Bishop and Harris were convicted in April 2016 of first-degree murder for Victor McClinton’s slaying, along with the attempted murder of the intended target, who was wounded and ended up crashing his vehicle into a tree.
The jury was the second to consider the case against them; the first panel deadlocked in July 2015.
The fatally injured victim — who was active in mentoring and coaching youth sports — was shot while walking a friend to his car when gunfire erupted at Newport Avenue and Wyoming Street. Pasadena police arrested Bishop three days after the shooting of the 49-year-old law enforcement technician and father of two, and Harris was taken into custody early the next month.

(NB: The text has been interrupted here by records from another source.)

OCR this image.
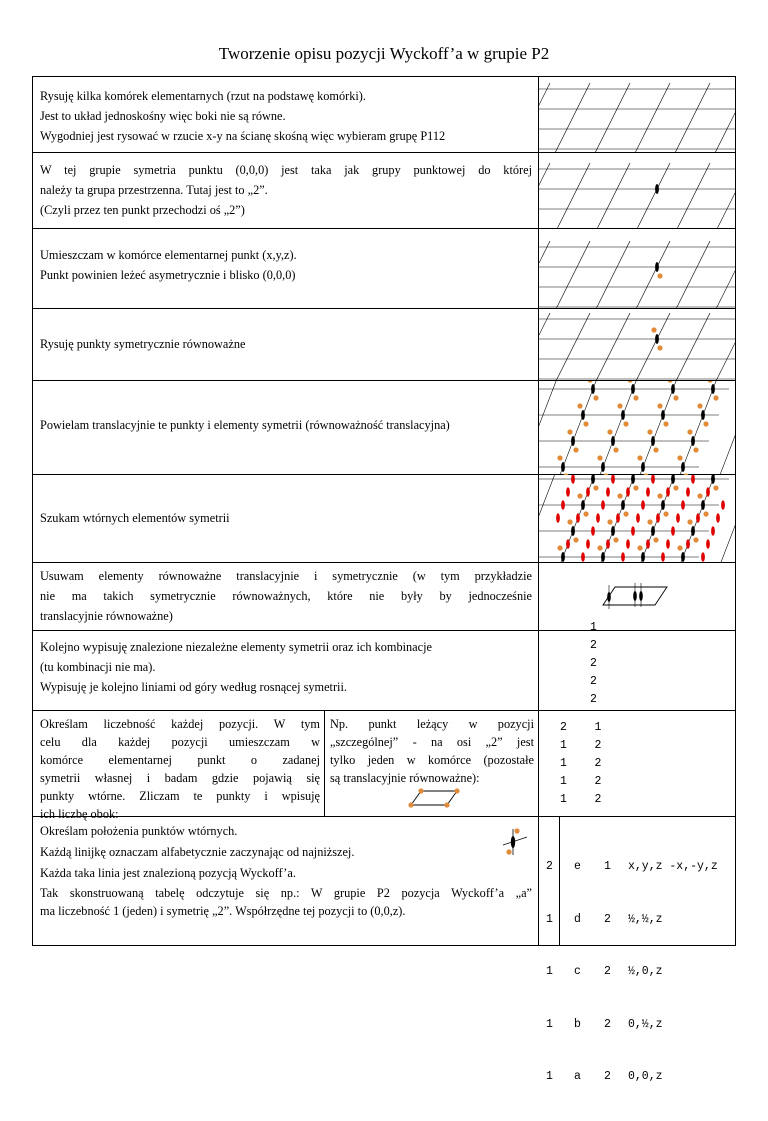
Tworzenie opisu pozycji Wyckoff’a w grupie P2

Rysuję kilka komórek elementarnych (rzut na podstawę komórki).

Jest to układ jednoskośny więc boki nie są równe.

Wygodniej jest rysować w rzucie x-y na ścianę skośną więc wybieram grupę P112

W tej grupie symetria punktu (0,0,0) jest taka jak grupy punktowej do której

należy ta grupa przestrzenna. Tutaj jest to „2”.

(Czyli przez ten punkt przechodzi oś „2”)

Umieszczam w komórce elementarnej punkt (x,y,z).

Punkt powinien leżeć asymetrycznie i blisko (0,0,0)

Rysuję punkty symetrycznie równoważne

Powielam translacyjnie te punkty i elementy symetrii (równoważność translacyjna)

Szukam wtórnych elementów symetrii

Usuwam elementy równoważne translacyjnie i symetrycznie (w tym przykładzie

nie ma takich symetrycznie równoważnych, które nie były by jednocześnie

translacyjnie równoważne)

Kolejno wypisuję znalezione niezależne elementy symetrii oraz ich kombinacje

(tu kombinacji nie ma).

Wypisuję je kolejno liniami od góry według rosnącej symetrii.

1
2
2
2
2
Określam liczebność każdej pozycji. W tym
celu dla każdej pozycji umieszczam w
komórce elementarnej punkt o zadanej
symetrii własnej i badam gdzie pojawią się
punkty wtórne. Zliczam te punkty i wpisuję
ich liczbę obok:
Np. punkt leżący w pozycji
„szczególnej” - na osi „2” jest
tylko jeden w komórce (pozostałe
są translacyjnie równoważne):
2 1
1 2
1 2
1 2
1 2

Określam położenia punktów wtórnych.

Każdą linijkę oznaczam alfabetycznie zaczynając od najniższej.

Każda taka linia jest znalezioną pozycją Wyckoff’a.

Tak skonstruowaną tabelę odczytuje się np.: W grupie P2 pozycja Wyckoff’a „a”

ma liczebność 1 (jeden) i symetrię „2”. Współrzędne tej pozycji to (0,0,z).

2 e 1 x,y,z -x,-y,z

1 d 2 ½,½,z

1 c 2 ½,0,z

1 b 2 0,½,z

1 a 2 0,0,z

“There is a massive hole in my heart that will never be filled,” McClinton’s widow told the judge at the April 2017 sentencing for Bishop and Harris. “How do you learn to continue on with life? This is pain I would not wish on anyone. It is beyond devastating. Some days are simply unbearable and you can’t imagine how to keep moving. How will I find peace? How will my family and I heal? I don’t think anyone ever heals from such a tragic, unnecessary ordeal like this. You just continue to function like a robot going from day to day, but never really getting over the grief.”
Shelly McClinton said her husband was the “type of person who believed in helping out anyone in need” and cried as she heard a tape- recording of his voice from the time he was honored as KNX’s Hero of the Week for his work with youth sports.
The victim’s widow testified in June 2015 that she originally thought the shots were fireworks, but then discovered her husband laying on the ground.